MuseScore脱初心者編 その3

第三頁

 第二頁では、五線幅に関する設定について記しました。五線幅を適正値にしても、今回の譜例では1ページに三段入れることは出来ませんでした。そこで、今回は「スタイルの編集」で設定を見直すことで、市販譜の体裁に近づけていきます。

 「スタイルの編集」の「ページ」でパート間の距離や段の距離を設定することができます。ここで、譜表の距離や、歌詞の上下の余白などを、より小さい値にすると、パート毎の間隔を狭めることができます。(歌詞の行高は歌詞のフォントによって適正値は変ってきます。)個別の譜表の間隔を広げることは後から別のツールで可能ですが、個別に狭めることはできないので、ここの数値は、最低限必要な程度の、より小さい数値にすることをお勧めします。

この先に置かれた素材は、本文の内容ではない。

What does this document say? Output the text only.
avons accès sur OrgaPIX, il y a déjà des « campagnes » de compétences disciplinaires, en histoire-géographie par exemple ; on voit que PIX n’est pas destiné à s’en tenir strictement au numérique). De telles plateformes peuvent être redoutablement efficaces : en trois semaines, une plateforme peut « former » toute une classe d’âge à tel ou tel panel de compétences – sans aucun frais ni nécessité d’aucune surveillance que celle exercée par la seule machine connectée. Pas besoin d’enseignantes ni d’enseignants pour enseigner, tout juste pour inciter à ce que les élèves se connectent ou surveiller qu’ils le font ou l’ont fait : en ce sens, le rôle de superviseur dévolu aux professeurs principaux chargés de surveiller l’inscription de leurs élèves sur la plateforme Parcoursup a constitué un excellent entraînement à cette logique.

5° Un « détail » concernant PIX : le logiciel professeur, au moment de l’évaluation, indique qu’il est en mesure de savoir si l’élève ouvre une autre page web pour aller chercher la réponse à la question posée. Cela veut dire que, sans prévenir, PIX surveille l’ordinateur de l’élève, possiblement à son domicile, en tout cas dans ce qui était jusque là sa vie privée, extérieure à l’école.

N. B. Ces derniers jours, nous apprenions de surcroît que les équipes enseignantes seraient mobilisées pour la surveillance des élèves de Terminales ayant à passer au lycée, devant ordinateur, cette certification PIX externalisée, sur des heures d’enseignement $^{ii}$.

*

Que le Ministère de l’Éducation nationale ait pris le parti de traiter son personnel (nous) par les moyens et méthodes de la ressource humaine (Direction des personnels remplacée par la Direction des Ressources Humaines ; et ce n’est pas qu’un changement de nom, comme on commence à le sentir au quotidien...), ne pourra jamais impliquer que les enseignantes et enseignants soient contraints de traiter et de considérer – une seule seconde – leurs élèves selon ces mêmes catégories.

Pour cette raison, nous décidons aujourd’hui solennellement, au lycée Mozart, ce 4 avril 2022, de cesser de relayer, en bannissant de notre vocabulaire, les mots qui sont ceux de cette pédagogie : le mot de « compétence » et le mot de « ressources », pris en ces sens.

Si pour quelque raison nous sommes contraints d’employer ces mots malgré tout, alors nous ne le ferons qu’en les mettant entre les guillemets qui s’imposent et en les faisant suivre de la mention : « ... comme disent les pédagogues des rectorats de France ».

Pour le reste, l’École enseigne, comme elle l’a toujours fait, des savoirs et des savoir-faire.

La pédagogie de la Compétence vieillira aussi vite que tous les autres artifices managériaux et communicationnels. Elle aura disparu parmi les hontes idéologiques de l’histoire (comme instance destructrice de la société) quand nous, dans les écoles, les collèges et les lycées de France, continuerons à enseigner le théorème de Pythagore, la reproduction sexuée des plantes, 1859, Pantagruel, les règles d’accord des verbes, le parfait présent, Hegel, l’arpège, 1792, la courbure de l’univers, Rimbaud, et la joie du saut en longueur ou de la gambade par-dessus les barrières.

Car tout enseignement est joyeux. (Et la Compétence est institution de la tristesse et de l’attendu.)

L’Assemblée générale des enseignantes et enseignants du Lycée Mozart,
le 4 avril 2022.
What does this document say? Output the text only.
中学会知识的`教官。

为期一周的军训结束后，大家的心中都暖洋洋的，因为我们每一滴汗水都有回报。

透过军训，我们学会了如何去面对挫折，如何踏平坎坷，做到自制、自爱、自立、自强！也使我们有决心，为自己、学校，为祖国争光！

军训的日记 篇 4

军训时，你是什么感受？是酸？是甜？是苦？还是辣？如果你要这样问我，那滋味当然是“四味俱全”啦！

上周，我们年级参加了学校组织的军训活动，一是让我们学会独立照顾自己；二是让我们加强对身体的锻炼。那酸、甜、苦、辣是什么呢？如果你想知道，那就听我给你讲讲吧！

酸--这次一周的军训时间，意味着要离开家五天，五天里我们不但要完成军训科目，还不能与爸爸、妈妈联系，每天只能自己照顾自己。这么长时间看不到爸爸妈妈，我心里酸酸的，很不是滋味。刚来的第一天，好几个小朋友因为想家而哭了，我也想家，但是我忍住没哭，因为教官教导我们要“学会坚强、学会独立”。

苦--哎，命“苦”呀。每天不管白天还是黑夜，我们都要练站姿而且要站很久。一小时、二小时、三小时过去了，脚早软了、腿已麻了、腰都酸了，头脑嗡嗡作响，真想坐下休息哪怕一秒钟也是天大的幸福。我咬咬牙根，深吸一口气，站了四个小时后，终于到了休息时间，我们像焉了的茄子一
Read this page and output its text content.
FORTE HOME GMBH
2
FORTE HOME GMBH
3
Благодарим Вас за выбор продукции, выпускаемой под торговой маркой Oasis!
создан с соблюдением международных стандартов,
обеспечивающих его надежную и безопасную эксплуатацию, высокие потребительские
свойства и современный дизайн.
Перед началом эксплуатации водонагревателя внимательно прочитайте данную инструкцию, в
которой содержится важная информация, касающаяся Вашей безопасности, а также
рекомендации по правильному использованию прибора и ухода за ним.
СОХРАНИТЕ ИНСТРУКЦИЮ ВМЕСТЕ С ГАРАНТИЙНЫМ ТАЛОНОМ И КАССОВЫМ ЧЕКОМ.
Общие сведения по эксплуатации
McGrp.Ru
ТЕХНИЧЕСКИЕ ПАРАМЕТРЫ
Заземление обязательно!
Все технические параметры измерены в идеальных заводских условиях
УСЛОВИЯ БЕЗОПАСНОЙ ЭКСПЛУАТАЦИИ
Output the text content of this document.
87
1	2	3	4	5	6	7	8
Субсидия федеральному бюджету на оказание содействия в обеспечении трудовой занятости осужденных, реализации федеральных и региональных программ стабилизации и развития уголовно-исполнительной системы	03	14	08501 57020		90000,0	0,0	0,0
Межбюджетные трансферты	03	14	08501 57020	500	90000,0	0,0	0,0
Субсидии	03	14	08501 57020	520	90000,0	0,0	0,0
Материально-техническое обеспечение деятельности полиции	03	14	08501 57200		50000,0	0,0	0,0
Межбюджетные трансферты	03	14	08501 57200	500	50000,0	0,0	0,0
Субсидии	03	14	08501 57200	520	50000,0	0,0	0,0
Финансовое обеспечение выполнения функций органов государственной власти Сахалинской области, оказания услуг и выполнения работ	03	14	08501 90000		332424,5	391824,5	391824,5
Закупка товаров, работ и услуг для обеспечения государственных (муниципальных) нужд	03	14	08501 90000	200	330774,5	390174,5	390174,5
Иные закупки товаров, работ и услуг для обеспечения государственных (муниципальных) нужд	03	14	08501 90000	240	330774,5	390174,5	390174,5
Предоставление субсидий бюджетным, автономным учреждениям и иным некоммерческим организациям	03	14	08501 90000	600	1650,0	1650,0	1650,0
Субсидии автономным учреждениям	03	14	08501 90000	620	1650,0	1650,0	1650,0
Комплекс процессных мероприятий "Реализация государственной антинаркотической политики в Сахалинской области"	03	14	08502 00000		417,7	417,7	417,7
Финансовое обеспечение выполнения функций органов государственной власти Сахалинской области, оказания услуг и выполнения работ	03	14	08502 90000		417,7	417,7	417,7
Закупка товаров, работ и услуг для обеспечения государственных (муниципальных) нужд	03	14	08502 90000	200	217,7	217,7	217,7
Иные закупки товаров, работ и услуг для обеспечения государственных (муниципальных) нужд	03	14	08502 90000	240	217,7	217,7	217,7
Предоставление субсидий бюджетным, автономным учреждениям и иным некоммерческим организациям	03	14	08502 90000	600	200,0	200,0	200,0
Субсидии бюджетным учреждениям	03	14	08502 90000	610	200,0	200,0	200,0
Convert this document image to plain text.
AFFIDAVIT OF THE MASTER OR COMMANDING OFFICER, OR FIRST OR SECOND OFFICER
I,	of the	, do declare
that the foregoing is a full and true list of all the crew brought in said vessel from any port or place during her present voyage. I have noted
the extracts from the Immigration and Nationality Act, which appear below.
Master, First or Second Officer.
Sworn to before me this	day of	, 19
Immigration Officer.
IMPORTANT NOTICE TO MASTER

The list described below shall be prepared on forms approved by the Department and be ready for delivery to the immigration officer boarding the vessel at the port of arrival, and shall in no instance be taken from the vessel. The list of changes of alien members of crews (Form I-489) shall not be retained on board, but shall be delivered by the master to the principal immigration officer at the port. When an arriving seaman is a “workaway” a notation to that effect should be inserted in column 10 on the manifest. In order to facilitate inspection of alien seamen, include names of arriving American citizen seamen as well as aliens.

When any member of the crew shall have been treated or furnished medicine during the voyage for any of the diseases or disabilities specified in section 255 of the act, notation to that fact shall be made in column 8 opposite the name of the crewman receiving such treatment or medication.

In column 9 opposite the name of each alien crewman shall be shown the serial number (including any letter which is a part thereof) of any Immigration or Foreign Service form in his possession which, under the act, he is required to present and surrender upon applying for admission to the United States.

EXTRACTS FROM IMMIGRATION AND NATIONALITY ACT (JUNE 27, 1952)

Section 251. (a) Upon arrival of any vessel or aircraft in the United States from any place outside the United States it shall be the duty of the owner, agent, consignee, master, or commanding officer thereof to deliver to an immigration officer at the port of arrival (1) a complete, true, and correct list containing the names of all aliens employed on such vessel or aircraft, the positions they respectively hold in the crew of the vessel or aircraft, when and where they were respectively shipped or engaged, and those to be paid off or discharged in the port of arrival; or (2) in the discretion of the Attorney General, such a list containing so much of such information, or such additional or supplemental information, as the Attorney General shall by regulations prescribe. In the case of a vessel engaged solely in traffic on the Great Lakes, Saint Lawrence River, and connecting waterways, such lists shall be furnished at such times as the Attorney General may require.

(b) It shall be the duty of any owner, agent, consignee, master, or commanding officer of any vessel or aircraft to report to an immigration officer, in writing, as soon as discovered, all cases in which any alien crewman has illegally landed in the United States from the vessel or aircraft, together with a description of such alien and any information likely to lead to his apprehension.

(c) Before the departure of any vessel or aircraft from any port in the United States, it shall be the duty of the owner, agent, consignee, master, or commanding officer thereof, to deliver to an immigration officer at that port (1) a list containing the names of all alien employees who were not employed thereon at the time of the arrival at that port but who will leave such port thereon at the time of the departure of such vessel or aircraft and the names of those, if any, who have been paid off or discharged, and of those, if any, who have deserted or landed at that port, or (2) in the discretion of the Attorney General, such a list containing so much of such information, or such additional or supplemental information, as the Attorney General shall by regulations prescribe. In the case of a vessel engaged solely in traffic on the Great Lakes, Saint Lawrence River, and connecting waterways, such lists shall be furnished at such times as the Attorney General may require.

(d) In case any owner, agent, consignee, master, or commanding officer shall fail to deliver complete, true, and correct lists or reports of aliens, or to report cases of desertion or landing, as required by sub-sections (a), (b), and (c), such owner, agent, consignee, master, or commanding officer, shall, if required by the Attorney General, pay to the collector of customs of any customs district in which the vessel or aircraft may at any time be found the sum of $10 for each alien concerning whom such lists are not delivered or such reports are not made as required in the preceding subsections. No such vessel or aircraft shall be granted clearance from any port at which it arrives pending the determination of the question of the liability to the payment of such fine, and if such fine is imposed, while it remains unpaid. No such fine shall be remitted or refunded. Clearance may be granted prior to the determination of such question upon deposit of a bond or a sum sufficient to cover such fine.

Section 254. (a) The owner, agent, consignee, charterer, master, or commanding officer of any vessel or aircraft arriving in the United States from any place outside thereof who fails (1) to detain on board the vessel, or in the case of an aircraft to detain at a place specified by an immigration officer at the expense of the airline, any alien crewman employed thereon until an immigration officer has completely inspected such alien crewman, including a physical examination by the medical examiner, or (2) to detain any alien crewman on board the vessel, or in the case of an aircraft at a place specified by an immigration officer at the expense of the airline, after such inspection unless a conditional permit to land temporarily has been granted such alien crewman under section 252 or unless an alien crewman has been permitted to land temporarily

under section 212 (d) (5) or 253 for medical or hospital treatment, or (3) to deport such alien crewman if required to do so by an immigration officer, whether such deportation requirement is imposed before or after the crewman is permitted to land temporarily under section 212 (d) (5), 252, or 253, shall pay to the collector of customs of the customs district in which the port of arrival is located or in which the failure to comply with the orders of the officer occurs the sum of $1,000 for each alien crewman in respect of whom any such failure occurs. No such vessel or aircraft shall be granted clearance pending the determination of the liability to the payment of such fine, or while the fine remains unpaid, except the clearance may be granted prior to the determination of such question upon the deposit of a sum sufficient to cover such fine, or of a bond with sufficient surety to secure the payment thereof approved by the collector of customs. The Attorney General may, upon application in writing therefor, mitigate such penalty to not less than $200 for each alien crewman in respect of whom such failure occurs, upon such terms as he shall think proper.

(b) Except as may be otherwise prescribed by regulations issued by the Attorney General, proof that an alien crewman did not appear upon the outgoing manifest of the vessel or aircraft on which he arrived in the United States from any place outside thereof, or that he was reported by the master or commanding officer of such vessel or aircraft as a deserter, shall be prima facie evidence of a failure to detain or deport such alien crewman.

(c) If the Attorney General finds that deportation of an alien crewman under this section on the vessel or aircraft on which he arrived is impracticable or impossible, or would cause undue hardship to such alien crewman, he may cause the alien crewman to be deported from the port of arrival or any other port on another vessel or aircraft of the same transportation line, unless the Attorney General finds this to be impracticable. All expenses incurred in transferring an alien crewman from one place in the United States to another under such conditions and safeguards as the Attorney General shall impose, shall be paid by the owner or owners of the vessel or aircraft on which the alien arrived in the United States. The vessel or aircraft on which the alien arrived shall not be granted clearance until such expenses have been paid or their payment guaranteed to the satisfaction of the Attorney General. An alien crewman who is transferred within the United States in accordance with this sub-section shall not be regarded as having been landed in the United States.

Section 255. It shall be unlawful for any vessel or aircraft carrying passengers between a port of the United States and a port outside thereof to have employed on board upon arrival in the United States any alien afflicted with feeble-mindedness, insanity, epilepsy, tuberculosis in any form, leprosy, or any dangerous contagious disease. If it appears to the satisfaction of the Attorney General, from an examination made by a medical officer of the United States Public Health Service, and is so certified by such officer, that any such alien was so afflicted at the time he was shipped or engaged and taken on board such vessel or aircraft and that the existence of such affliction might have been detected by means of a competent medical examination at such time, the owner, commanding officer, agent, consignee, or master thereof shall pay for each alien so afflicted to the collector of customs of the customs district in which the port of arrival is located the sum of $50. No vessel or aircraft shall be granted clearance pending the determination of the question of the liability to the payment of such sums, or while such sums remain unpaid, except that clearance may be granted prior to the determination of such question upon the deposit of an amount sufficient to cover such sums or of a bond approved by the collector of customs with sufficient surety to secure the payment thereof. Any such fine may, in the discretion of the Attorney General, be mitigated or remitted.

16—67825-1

 さて「スタイルの編集」の「ページ」で譜表の距離を狭く設定すると、右図のように一つのページに三段入れることができました。ここで右図を見ると、今度はパート間の距離が狭すぎて、歌詞と強弱記号が被ってしまっています。こういった箇所は個別に間隔を広げる必要があります。

 また段の小節数に着目すると、上から7小節、8小節、6小節と、三段目が上二段よりも小節数が少なく、何となく密度が薄くなっているように見えます。一つのページではそれぞれの段の密度が、それぞれ均一になるのを目指します。そこで、上から一段に7小節ずつ割り付けます。
 編集画面左側にあるパレットの「区切りとスペーサー」を用いることで、個別のパートの間隔を広げたり、段の末尾にする小節を定めることができます。



 「区切りとスペーサー」は左図のように使用します。上矢印の記号(譜表スペーサー)を、間隔を広げたい譜表にドラッグすることで、上の譜表との距離を広げることができます。
 また左矢印のような記号(譜表の折り返し)を使うと、段の末尾にする小節を指定できます。
 譜表のスペーサーはデフォルトでは3.00spの高さで挿入されます。スペーサーの高さはインスペクタで変えることができます。スペースを十分に設け過ぎると、楽譜が入らなくなったりしますので、適度に高さを調節しましょう。



 譜表の折り返しや、譜表スペーサーを用いてレイアウトを整えると、右図のようになりました。ここまででようやく、合唱の楽譜の体裁に近づけたことだと思います。
 次回は歌詞のフォントや記譜フォントなどを設定します。